Cabinet approves the terms of restructuring of Naftogaz’s defaulted Eurobonds. On June 24, the Cabinet of Ministers (as the shareholder of Naftogaz) agreed on the term sheet to restructure Naftogaz’s Eurobonds maturing in July 2022 and November 2026. The relevant resolution was published on the Cabinet’s website on June 26.

According to Naftogaz, the transaction is expected to be completed by the end of summer 2023.

In SOE Weekly (Issue 90), we reported that Naftogaz reached agreements with investors on ways to restructure Eurobonds maturing in July 2022 and November 2026. See Issue 90 for the restructuring terms.

In Issue 75, we reported that Naftogaz was trying to restructure its 2022 and 2026 Eurobond liabilities with financial advisor Lazard and legal advisor Freshfields Bruckhaus Deringer.

In Issue 68, we reported that Naftogaz defaulted on its Eurobonds on July 26, 2022, due to the Cabinet of Ministers’ refusal to approve payments on them. See Issue 68 for more detail.

Confiscation of the aggressor state’s assets, nationalization, and asset seizure

The Ministry of Justice wants to seize the assets of Russian oligarchs Babakov, Giner, and Voevodin. On June 28, the Ministry of Justice reported that it has filed a lawsuit with the High Anti-Corruption Court (HACC) to recover the assets of VS Energy’s owners – Russian oligarchs Aleksandr Babakov, Yevgenii Giner, and Mikhail Voevodin – for the benefit of the state.

The claim for asset forfeiture also applies to others related to the oligarchs and essentially acting as nominees, Inna Bohatykh, the head of the Ministry’s Sanctions Policy Department, explained. She called the case “the main sanctions battle.”

The Ministry of Justice is seeking to seize the corporate rights of:

  • 8 regional power distribution companies (oblenergos);
  • 6 hotels (Premier Hotels & Resorts chain);
  • 2 industrial facilities (in particular, Dniprospetsstal in Zaporizhzhia);
  • shopping centers (Metrograd and Metropolis in Kyiv); and
  • other corporate rights of 31 legal entities.

According to the EP, VS Energy’s non-public beneficiaries are Voevodin, known in criminal circles as Misha Luzhnetskiy; Giner, the former president of the football club CSKA Moscow; and Babakov, deputy chairman of the State Duma, the lower house of Russia’s parliament.

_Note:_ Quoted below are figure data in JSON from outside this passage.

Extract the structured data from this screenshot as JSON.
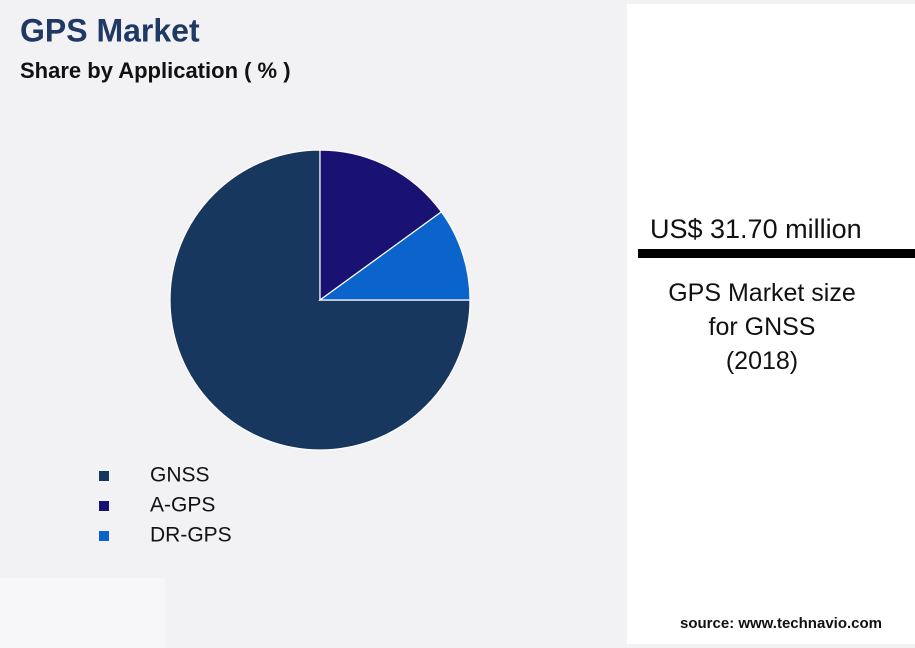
{
  "chart_data": {
    "type": "pie",
    "title": "GPS Market",
    "subtitle": "Share by Application ( % )",
    "categories": [
      "GNSS",
      "A-GPS",
      "DR-GPS"
    ],
    "values": [
      75,
      15,
      10
    ],
    "colors": [
      "#17375e",
      "#1a1273",
      "#0a64cc"
    ]
  },
  "side_panel": {
    "value": "US$ 31.70 million",
    "description": [
      "GPS Market size",
      "for GNSS",
      "(2018)"
    ]
  },
  "source": "source: www.technavio.com"
}
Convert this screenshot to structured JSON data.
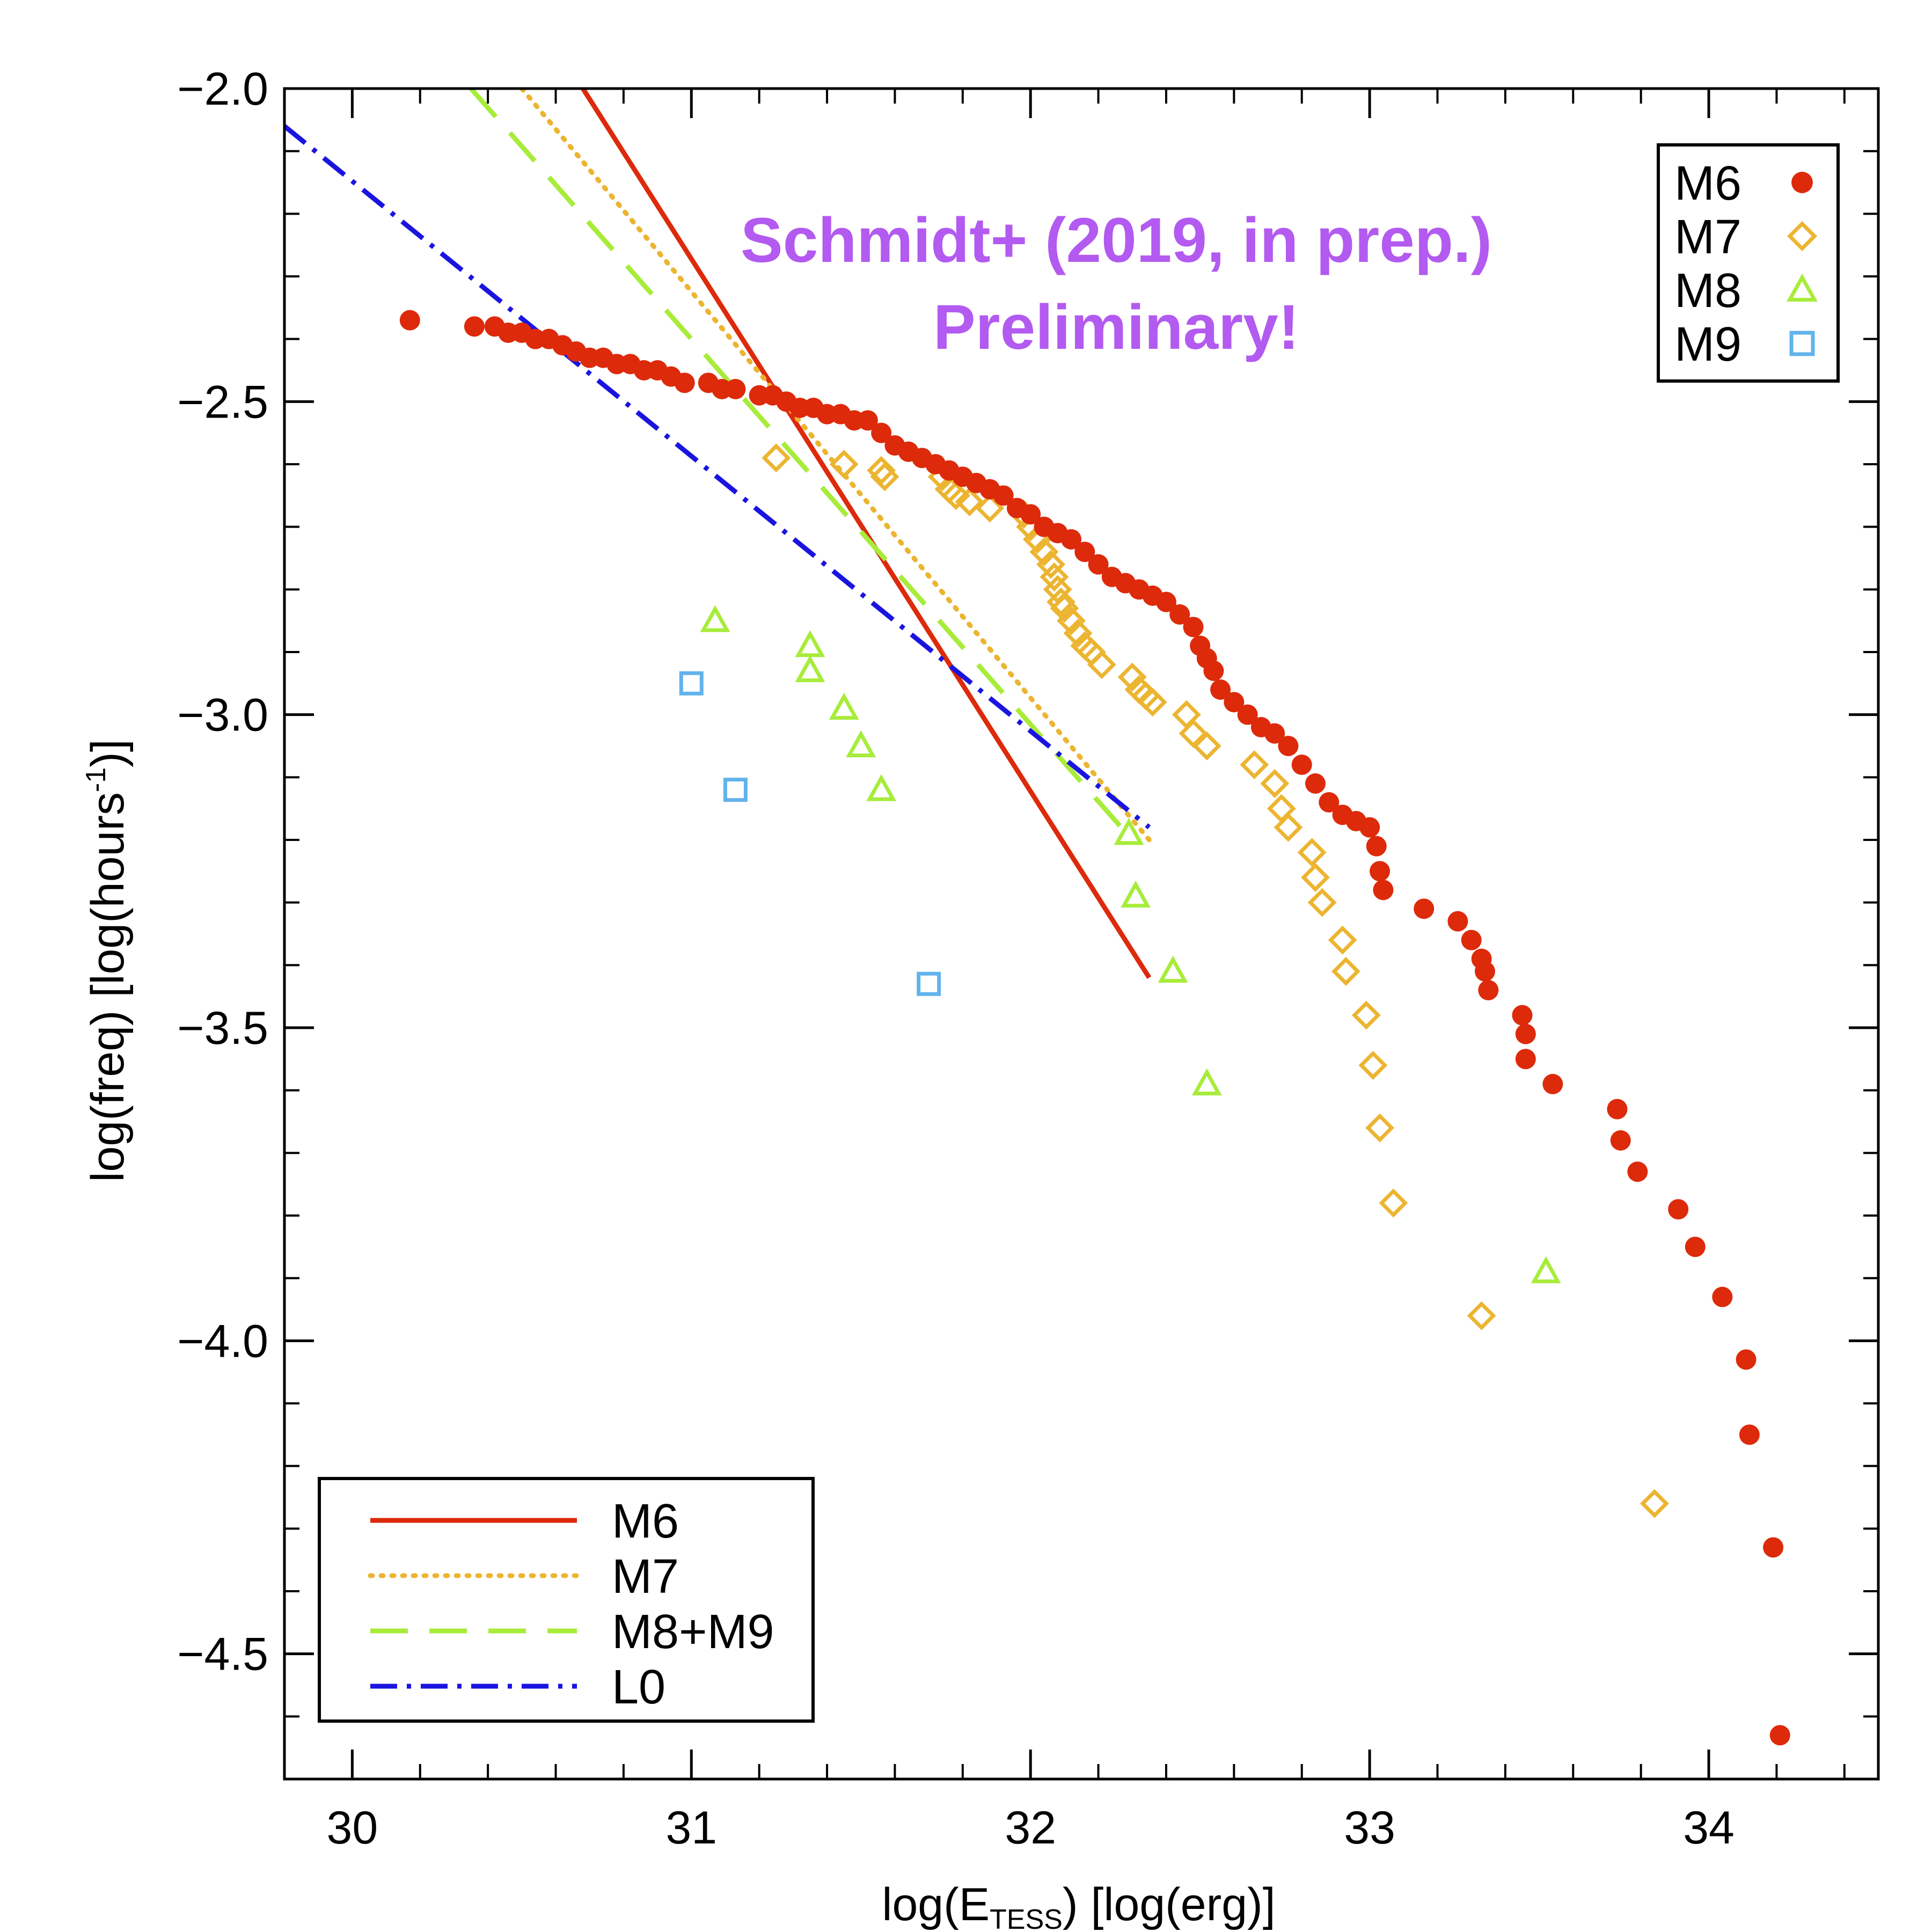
{
  "chart_data": {
    "type": "scatter",
    "xlabel_main": "log(E",
    "xlabel_sub": "TESS",
    "xlabel_tail": ") [log(erg)]",
    "ylabel_main": "log(freq) [log(hours",
    "ylabel_sup": "-1",
    "ylabel_tail": ")]",
    "xlim": [
      29.8,
      34.5
    ],
    "ylim": [
      -4.7,
      -2.0
    ],
    "x_ticks": [
      30,
      31,
      32,
      33,
      34
    ],
    "x_tick_labels": [
      "30",
      "31",
      "32",
      "33",
      "34"
    ],
    "y_ticks": [
      -2.0,
      -2.5,
      -3.0,
      -3.5,
      -4.0,
      -4.5
    ],
    "y_tick_labels": [
      "−2.0",
      "−2.5",
      "−3.0",
      "−3.5",
      "−4.0",
      "−4.5"
    ],
    "annotation": {
      "line1": "Schmidt+ (2019, in prep.)",
      "line2": "Preliminary!",
      "color": "#b35af0"
    },
    "legend_points": {
      "position": "top-right",
      "entries": [
        {
          "label": "M6",
          "marker": "filled-circle",
          "color": "#dd2a0b"
        },
        {
          "label": "M7",
          "marker": "open-diamond",
          "color": "#ecb531"
        },
        {
          "label": "M8",
          "marker": "open-triangle",
          "color": "#a8ec3b"
        },
        {
          "label": "M9",
          "marker": "open-square",
          "color": "#62b3ec"
        }
      ]
    },
    "legend_lines": {
      "position": "bottom-left",
      "entries": [
        {
          "label": "M6",
          "style": "solid",
          "color": "#dd2a0b"
        },
        {
          "label": "M7",
          "style": "dotted",
          "color": "#ecb531"
        },
        {
          "label": "M8+M9",
          "style": "dashed",
          "color": "#a8ec3b"
        },
        {
          "label": "L0",
          "style": "dashdot",
          "color": "#1a14e0"
        }
      ]
    },
    "fit_lines": [
      {
        "name": "M6",
        "style": "solid",
        "color": "#dd2a0b",
        "x": [
          30.68,
          32.35
        ],
        "y": [
          -2.0,
          -3.42
        ]
      },
      {
        "name": "M7",
        "style": "dotted",
        "color": "#ecb531",
        "x": [
          30.5,
          32.35
        ],
        "y": [
          -2.0,
          -3.2
        ]
      },
      {
        "name": "M8+M9",
        "style": "dashed",
        "color": "#a8ec3b",
        "x": [
          30.35,
          32.3
        ],
        "y": [
          -2.0,
          -3.2
        ]
      },
      {
        "name": "L0",
        "style": "dashdot",
        "color": "#1a14e0",
        "x": [
          29.8,
          32.35
        ],
        "y": [
          -2.06,
          -3.18
        ]
      }
    ],
    "series": [
      {
        "name": "M6",
        "marker": "filled-circle",
        "color": "#dd2a0b",
        "x": [
          30.17,
          30.36,
          30.42,
          30.46,
          30.5,
          30.54,
          30.58,
          30.62,
          30.66,
          30.7,
          30.74,
          30.78,
          30.82,
          30.86,
          30.9,
          30.94,
          30.98,
          31.05,
          31.09,
          31.13,
          31.2,
          31.24,
          31.28,
          31.32,
          31.36,
          31.4,
          31.44,
          31.48,
          31.52,
          31.56,
          31.6,
          31.64,
          31.68,
          31.72,
          31.76,
          31.8,
          31.84,
          31.88,
          31.92,
          31.96,
          32.0,
          32.04,
          32.08,
          32.12,
          32.16,
          32.2,
          32.24,
          32.28,
          32.32,
          32.36,
          32.4,
          32.44,
          32.48,
          32.5,
          32.52,
          32.54,
          32.56,
          32.6,
          32.64,
          32.68,
          32.72,
          32.76,
          32.8,
          32.84,
          32.88,
          32.92,
          32.96,
          33.0,
          33.02,
          33.03,
          33.04,
          33.16,
          33.26,
          33.3,
          33.33,
          33.34,
          33.35,
          33.45,
          33.46,
          33.46,
          33.54,
          33.73,
          33.74,
          33.79,
          33.91,
          33.96,
          34.04,
          34.11,
          34.12,
          34.19,
          34.21
        ],
        "y": [
          -2.37,
          -2.38,
          -2.38,
          -2.39,
          -2.39,
          -2.4,
          -2.4,
          -2.41,
          -2.42,
          -2.43,
          -2.43,
          -2.44,
          -2.44,
          -2.45,
          -2.45,
          -2.46,
          -2.47,
          -2.47,
          -2.48,
          -2.48,
          -2.49,
          -2.49,
          -2.5,
          -2.51,
          -2.51,
          -2.52,
          -2.52,
          -2.53,
          -2.53,
          -2.55,
          -2.57,
          -2.58,
          -2.59,
          -2.6,
          -2.61,
          -2.62,
          -2.63,
          -2.64,
          -2.65,
          -2.67,
          -2.68,
          -2.7,
          -2.71,
          -2.72,
          -2.74,
          -2.76,
          -2.78,
          -2.79,
          -2.8,
          -2.81,
          -2.82,
          -2.84,
          -2.86,
          -2.89,
          -2.91,
          -2.93,
          -2.96,
          -2.98,
          -3.0,
          -3.02,
          -3.03,
          -3.05,
          -3.08,
          -3.11,
          -3.14,
          -3.16,
          -3.17,
          -3.18,
          -3.21,
          -3.25,
          -3.28,
          -3.31,
          -3.33,
          -3.36,
          -3.39,
          -3.41,
          -3.44,
          -3.48,
          -3.51,
          -3.55,
          -3.59,
          -3.63,
          -3.68,
          -3.73,
          -3.79,
          -3.85,
          -3.93,
          -4.03,
          -4.15,
          -4.33,
          -4.63
        ]
      },
      {
        "name": "M7",
        "marker": "open-diamond",
        "color": "#ecb531",
        "x": [
          31.25,
          31.45,
          31.56,
          31.57,
          31.74,
          31.76,
          31.78,
          31.82,
          31.88,
          31.98,
          32.0,
          32.02,
          32.04,
          32.06,
          32.07,
          32.08,
          32.09,
          32.1,
          32.12,
          32.14,
          32.16,
          32.18,
          32.21,
          32.3,
          32.32,
          32.34,
          32.36,
          32.46,
          32.48,
          32.52,
          32.66,
          32.72,
          32.74,
          32.76,
          32.83,
          32.84,
          32.86,
          32.92,
          32.93,
          32.99,
          33.01,
          33.03,
          33.07,
          33.33,
          33.84
        ],
        "y": [
          -2.59,
          -2.6,
          -2.61,
          -2.62,
          -2.62,
          -2.64,
          -2.65,
          -2.66,
          -2.67,
          -2.68,
          -2.7,
          -2.72,
          -2.74,
          -2.76,
          -2.78,
          -2.8,
          -2.82,
          -2.83,
          -2.85,
          -2.87,
          -2.89,
          -2.9,
          -2.92,
          -2.94,
          -2.96,
          -2.97,
          -2.98,
          -3.0,
          -3.03,
          -3.05,
          -3.08,
          -3.11,
          -3.15,
          -3.18,
          -3.22,
          -3.26,
          -3.3,
          -3.36,
          -3.41,
          -3.48,
          -3.56,
          -3.66,
          -3.78,
          -3.96,
          -4.26
        ]
      },
      {
        "name": "M8",
        "marker": "open-triangle",
        "color": "#a8ec3b",
        "x": [
          31.07,
          31.35,
          31.35,
          31.45,
          31.5,
          31.56,
          32.29,
          32.31,
          32.42,
          32.52,
          33.52
        ],
        "y": [
          -2.85,
          -2.89,
          -2.93,
          -2.99,
          -3.05,
          -3.12,
          -3.19,
          -3.29,
          -3.41,
          -3.59,
          -3.89
        ]
      },
      {
        "name": "M9",
        "marker": "open-square",
        "color": "#62b3ec",
        "x": [
          31.0,
          31.13,
          31.7
        ],
        "y": [
          -2.95,
          -3.12,
          -3.43
        ]
      }
    ]
  }
}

In May 2022, VS Energy stated that Giner, Voevodin, and Babakov have not been involved in Ukrainian oblenergos since 2014, and their beneficiaries are Valts Vigants, Vilis Dambins, and Arturs Altbergs (all citizens of Latvia) and Marina Yaroslavska and Oleg Sizerman (citizens of Germany).

According to the company’s website, VS Energy currently owns stakes in Khersonoblenergo, Kirovohradoblenergo, Zhytomyroblenergo, Rivneoblenergo, and Chernivtsioblenergo.

On May 12, Zelensky signed decrees imposing sanctions on legal entities and individuals, including VS Energy International NV. All of the above-mentioned nominee owners of VS Energy were included in the new sanctions list.